3. The overall command just causes the script install.sh
to be executed.
4. On a first invocation, the script downloads the enclone executable and datasets.
5. On subsequent invocations, the script checks to see if the local copies are current,
and if not, redownloads them. In principle, the executable could be downloaded as a compressed
file, which would be more efficient. For the case where
SIZE
is medium
, the action is
also inefficient, as it downloads everything if anything has changed.

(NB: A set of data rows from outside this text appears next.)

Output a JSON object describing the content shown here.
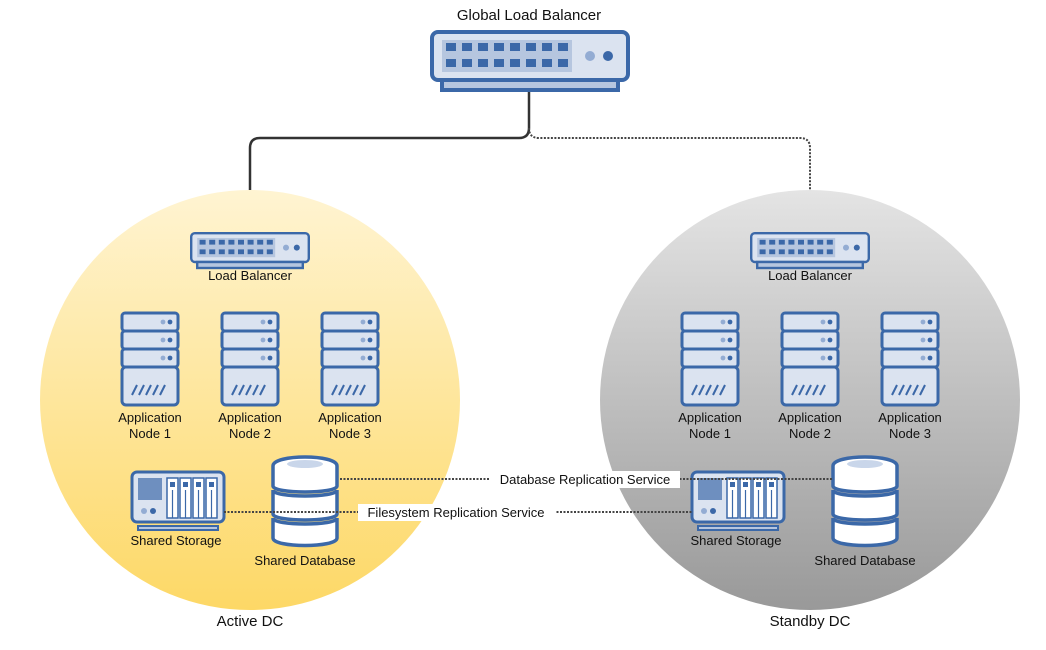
{
  "diagram": {
    "global_lb": {
      "label": "Global Load Balancer",
      "icon": "switch-icon"
    },
    "links": {
      "to_active": {
        "style": "solid"
      },
      "to_standby": {
        "style": "dotted"
      }
    },
    "active": {
      "label": "Active DC",
      "colors": {
        "top": "#fff4d2",
        "bottom": "#fdd866"
      },
      "lb": {
        "label": "Load Balancer"
      },
      "nodes": [
        {
          "line1": "Application",
          "line2": "Node 1"
        },
        {
          "line1": "Application",
          "line2": "Node 2"
        },
        {
          "line1": "Application",
          "line2": "Node 3"
        }
      ],
      "storage": {
        "label": "Shared Storage"
      },
      "database": {
        "label": "Shared Database"
      }
    },
    "standby": {
      "label": "Standby DC",
      "colors": {
        "top": "#e4e4e4",
        "bottom": "#999999"
      },
      "lb": {
        "label": "Load Balancer"
      },
      "nodes": [
        {
          "line1": "Application",
          "line2": "Node 1"
        },
        {
          "line1": "Application",
          "line2": "Node 2"
        },
        {
          "line1": "Application",
          "line2": "Node 3"
        }
      ],
      "storage": {
        "label": "Shared Storage"
      },
      "database": {
        "label": "Shared Database"
      }
    },
    "replication": {
      "db": {
        "label": "Database Replication Service"
      },
      "fs": {
        "label": "Filesystem Replication Service"
      }
    },
    "icon_colors": {
      "stroke": "#3b68a8",
      "fill": "#dbe3f0",
      "accent": "#6e8fbf"
    }
  }
}
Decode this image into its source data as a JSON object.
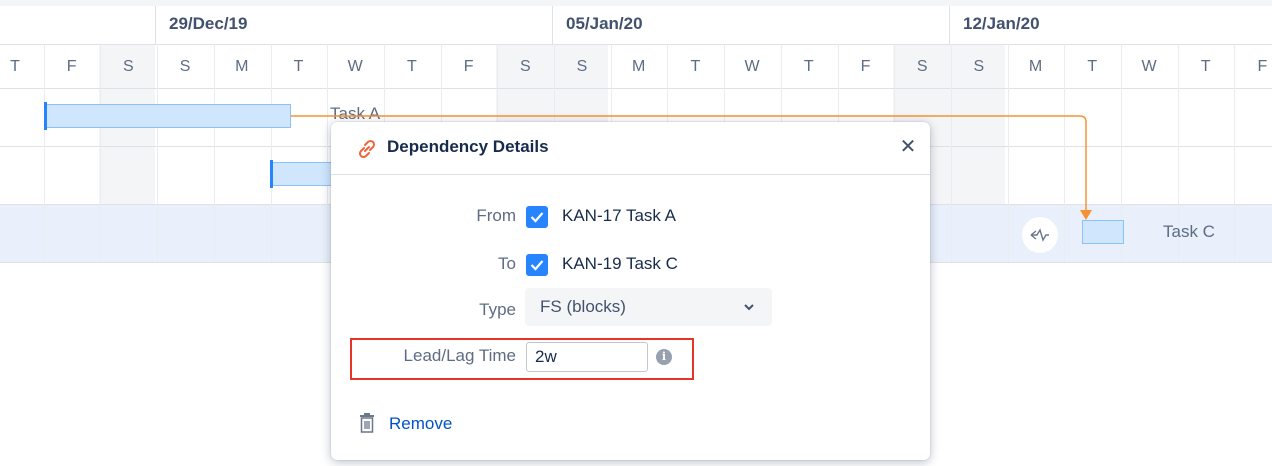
{
  "timeline": {
    "weeks": [
      "29/Dec/19",
      "05/Jan/20",
      "12/Jan/20"
    ],
    "days": [
      "T",
      "F",
      "S",
      "S",
      "M",
      "T",
      "W",
      "T",
      "F",
      "S",
      "S",
      "M",
      "T",
      "W",
      "T",
      "F",
      "S",
      "S",
      "M",
      "T",
      "W",
      "T",
      "F"
    ]
  },
  "tasks": [
    {
      "label": "Task A"
    },
    {
      "label": ""
    },
    {
      "label": "Task C"
    }
  ],
  "colors": {
    "bar_fill": "#cfe6fd",
    "bar_border": "#8cc2f7",
    "dependency_arrow": "#f79232",
    "accent": "#2684ff",
    "highlight_box": "#e63526",
    "link": "#0052cc"
  },
  "dialog": {
    "title": "Dependency Details",
    "icon": "link-icon",
    "from_label": "From",
    "from_value": "KAN-17 Task A",
    "from_checked": true,
    "to_label": "To",
    "to_value": "KAN-19 Task C",
    "to_checked": true,
    "type_label": "Type",
    "type_value": "FS (blocks)",
    "lag_label": "Lead/Lag Time",
    "lag_value": "2w",
    "remove_label": "Remove"
  }
}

6. The script puts the executable in ~/bin
and the datasets in
~/enclone
. These directories are created if they don't already exist.
7. The following step makes it so you don't have to type
~/bin/enclone
every time you want to run it, and can instead type just
enclone
. To enable this,
if ~/bin
is not in your path, the script adds a line to
.bash_profile
or .profile
that makes ~/bin
first in
your path. (Which file is used depends on the version of Linux that you're using.) If you
want, when the script is done, you can manually tidy up the file to make it more readable.